Mieux, il se targue depuis d’avoir obtenu un budget “historique” pour son ministère. À raison, puisque la hausse de 8% qu’il dit avoir arrachée “avec les dents” pourrait faire pâlir d’envie tous ses prédécesseurs, à droite comme à gauche, quand Christiane Taubira se contentait d’un “rab” de 4%, au mieux, tout comme les différents gardes des Sceaux sous la présidence de Nicolas Sarkozy.
“Le budget a été délaissé pendant très longtemps pour des raisons politiques, ce qui a produit des effets délétères”, constate de son côté l’entourage d’Éric Dupond-Moretti auprès du HuffPost, comme pour mieux louer l’effort “majeur” entrepris depuis le début du quinquennat sur ce sujet, avant d’ajouter: “quand vous êtes privé de budget, vous vous consacrez sur votre coeur de métier, et la priorité des priorités de la justice est d’éloigner de la société les individus les plus dangereux. Toute la petite délinquance a été laissée de côté.”
Des “sucres rapides” pour un faux diagnostic?

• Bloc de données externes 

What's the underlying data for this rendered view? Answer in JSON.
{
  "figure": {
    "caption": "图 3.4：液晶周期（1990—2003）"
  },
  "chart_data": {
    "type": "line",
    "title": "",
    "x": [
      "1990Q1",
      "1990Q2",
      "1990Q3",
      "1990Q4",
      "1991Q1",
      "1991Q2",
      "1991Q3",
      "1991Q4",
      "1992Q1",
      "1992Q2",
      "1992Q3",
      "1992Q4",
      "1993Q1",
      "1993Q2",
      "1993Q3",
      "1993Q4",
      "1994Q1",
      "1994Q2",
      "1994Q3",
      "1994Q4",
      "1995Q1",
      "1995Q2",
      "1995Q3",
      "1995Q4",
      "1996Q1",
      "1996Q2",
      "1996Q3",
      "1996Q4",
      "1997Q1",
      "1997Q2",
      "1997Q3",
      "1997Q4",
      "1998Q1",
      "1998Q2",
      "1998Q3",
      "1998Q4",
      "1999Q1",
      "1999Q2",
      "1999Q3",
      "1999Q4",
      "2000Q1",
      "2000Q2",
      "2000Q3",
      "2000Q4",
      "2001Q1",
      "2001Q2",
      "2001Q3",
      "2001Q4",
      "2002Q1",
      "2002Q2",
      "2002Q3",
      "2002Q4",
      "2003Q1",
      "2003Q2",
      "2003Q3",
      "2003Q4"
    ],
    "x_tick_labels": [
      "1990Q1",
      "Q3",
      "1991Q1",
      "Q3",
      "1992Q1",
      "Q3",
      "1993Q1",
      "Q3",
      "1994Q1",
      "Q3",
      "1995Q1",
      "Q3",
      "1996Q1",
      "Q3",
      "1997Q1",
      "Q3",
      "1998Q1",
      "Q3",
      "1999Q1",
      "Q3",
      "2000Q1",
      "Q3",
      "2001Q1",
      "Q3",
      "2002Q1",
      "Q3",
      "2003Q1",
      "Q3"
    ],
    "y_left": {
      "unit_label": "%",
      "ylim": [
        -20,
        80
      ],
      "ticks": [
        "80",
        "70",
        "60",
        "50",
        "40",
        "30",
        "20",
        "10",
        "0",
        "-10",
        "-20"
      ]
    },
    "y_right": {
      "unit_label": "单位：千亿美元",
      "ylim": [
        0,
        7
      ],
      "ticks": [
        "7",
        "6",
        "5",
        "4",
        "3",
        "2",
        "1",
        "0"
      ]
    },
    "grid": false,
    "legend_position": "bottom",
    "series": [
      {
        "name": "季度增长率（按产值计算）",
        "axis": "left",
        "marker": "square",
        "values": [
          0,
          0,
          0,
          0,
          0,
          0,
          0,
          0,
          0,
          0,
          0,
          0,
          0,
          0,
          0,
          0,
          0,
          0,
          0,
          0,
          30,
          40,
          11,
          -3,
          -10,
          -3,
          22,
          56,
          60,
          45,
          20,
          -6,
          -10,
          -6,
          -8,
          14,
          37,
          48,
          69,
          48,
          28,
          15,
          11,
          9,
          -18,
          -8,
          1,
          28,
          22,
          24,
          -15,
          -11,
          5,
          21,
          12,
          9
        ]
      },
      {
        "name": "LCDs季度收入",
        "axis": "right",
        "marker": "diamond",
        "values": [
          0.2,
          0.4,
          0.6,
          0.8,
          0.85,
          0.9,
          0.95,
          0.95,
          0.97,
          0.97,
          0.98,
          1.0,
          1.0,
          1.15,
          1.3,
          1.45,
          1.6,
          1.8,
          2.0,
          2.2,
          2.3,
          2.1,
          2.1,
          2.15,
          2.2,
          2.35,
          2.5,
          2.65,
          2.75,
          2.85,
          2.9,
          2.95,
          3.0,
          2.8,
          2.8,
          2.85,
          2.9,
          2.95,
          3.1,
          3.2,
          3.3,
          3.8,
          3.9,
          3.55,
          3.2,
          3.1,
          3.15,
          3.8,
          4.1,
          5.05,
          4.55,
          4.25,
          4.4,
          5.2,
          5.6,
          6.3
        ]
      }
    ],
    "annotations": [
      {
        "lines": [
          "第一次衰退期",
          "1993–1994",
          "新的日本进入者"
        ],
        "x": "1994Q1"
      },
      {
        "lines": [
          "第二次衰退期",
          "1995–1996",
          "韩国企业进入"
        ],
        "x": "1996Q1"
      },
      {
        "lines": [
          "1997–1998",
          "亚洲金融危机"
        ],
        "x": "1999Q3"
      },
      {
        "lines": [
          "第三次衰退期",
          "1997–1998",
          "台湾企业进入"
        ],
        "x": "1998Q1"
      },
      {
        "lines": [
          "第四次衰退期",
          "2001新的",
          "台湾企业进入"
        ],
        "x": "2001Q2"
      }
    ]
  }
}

Toujours selon cette source, l’enveloppe obtenue Place Vendôme commence a produire des effets concrets sur le terrain, à travers notamment le recrutement de 1000 personnes partout en France. ”À Niort c’est une hausse de 10% des effectifs, dans la région Nouvelle-Aquitaine 72 personnes ont été embauchées, 19 au tribunal de Bobigny ou 40 à Paris”, se félicite-t-on à propos de cette initiative censée contribuer à traiter deux fois plus d’affaires qu’en temps normal, tandis que le ministre a récemment promis la création de 1000 autres postes pour aider la justice civile.
Une solution “de sucre rapide plébiscitée dans les juridictions”, toujours selon les mots de l’entourage d’Éric Dupond-Moretti qui compte, lui, “axer sa politique sur la justice de proximité, pour précisément cibler les petites infractions”, pas toujours punies ou jugées dans des délais raisonnables.
Pas de quoi satisfaire tout le monde, pour autant. La présidente du syndicat de la magistrature considère, au contraire, que le garde des Sceaux “se trompe de diagnostic.”
“La justice concentre déjà une grande part de ses moyens au jugement des petits délits de faible gravité, comme les tags pour lesquels le ministre veut intensifier la réponse pénale et on a moins de place à l’audience pour juger les gros dossiers qui sortent de l’instruction”, estime-t-elle, à rebours de l’analyse du ministère, regrettant une sorte de vision ”électorale” des choses. Si la question du manque de moyen semble donc consensuelle, la répartition de l’enveloppe, comme la stratégie qui en découle, l’est beaucoup moins.